The Core Thesis: The most profound changes under a "Warsh Regime" would not be on the federal funds rate, but in the Fed's balance sheet policy and its communication strategy.

Key Points Rephrased and Highlighted

  • A "Least Dovish" Dove on Rates: Warsh has pivoted from his past as an inflation hawk to embrace Trump's push for lower rates, using arguments like a "housing recession" and AI-driven productivity. Rabobank forecasts three 25bps rate cuts in 2026, just one more than market pricing. The key insight is that in any policy doubt, Warsh is likely to push for a cut, and he may even try to convince the FOMC that the "neutral" interest rate is lower than currently believed.

  • The Real Revolution: Shrinking the Fed's Footprint: Warsh's "theory of economic imprinting" posits that the Fed's crisis interventions have become permanent and harmful. Therefore, his primary goal is a significant reduction of the Fed's balance sheet, moving away from the "ample reserves" regime that has existed since 2008.
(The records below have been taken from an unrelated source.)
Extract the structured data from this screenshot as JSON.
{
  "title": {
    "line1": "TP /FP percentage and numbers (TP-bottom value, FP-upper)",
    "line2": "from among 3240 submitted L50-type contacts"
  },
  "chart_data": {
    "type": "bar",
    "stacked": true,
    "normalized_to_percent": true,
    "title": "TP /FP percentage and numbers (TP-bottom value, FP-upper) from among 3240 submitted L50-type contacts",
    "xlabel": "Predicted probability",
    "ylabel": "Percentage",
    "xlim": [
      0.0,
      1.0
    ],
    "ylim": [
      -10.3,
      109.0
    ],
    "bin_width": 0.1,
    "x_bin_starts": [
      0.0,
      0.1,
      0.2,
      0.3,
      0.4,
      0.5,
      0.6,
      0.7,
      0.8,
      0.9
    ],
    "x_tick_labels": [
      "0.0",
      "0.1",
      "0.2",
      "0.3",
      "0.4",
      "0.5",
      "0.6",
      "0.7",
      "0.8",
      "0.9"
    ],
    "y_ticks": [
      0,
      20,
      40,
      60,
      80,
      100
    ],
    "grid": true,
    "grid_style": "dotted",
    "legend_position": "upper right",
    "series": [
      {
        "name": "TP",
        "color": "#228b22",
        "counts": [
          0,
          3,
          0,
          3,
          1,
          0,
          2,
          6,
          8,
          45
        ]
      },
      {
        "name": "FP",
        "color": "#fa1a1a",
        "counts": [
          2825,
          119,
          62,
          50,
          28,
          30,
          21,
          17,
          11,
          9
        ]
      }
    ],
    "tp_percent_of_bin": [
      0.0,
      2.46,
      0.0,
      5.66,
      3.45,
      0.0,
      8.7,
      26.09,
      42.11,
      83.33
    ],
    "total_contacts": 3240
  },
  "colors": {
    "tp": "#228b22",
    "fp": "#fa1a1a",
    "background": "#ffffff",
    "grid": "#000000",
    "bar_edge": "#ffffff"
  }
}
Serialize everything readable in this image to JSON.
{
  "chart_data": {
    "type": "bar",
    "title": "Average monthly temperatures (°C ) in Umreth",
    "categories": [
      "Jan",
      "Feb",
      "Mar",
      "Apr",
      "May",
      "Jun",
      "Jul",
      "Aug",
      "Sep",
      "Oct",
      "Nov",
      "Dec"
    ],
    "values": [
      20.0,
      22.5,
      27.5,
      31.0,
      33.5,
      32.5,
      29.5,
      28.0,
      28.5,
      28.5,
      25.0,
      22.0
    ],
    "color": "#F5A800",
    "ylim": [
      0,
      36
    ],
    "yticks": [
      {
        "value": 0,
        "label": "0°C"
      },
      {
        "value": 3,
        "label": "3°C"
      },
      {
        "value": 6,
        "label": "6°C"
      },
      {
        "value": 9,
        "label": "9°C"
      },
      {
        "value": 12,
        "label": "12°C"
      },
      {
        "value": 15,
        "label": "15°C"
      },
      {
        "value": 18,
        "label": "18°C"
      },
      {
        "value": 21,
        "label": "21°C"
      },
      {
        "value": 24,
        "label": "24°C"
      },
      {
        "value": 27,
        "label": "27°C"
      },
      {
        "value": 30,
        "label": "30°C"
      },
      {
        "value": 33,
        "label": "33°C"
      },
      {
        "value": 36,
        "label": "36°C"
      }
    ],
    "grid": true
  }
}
  • Navigating the "Scarce Reserves" Transition: Reducing the balance sheet could force a return to a "scarce reserves" system. This would be a tectonic shift in how monetary policy is implemented, potentially spiking money market rates and requiring the Fed to revert to temporary open market operations to control the federal funds rate—a throwback to pre-2008 methods. This transition period is fraught with risk of major market disruption.

  • The Balance Sheet Tightrope: Assets vs. Liabilities

    • Asset Side Risk: As the Fed sells or stops reinvesting in Treasuries and MBS, it removes a major source of demand. Warsh believes that the resulting upward pressure on longer-term yields can be offset by cutting short-term policy rates. The report questions whether this would be sufficient, warning that a rising term premium could undermine this strategy.

    • Liabilities Side Solution: To make balance sheet reduction feasible, the report highlights an argument from Trump ally Miran: deregulation. By easing bank liquidity and capital requirements (like the eSLR), the demand for holding reserves would fall, theoretically allowing the Fed to shrink its liabilities without causing a funding crisis.

  • A Communications Revolution: The End of Forward Guidance: Warsh is highly critical of the communication style of the Bernanke-Yellen-Powell era. He reportedly sees no role for forward guidance, data dependence, or frequently changing Fed metrics. The report suggests he prefers a return to a more Greenspan-esque, opaque style of communication, which would introduce a new element of uncertainty for markets accustomed to the Fed "telegraphing" its moves.

In conclusion, the Rabobank report paints a picture of a Fed under Warsh that is marginally dovish on rates but operationally hawkish, willing to risk market turbulence to shrink its footprint and fundamentally alter how it talks to the world.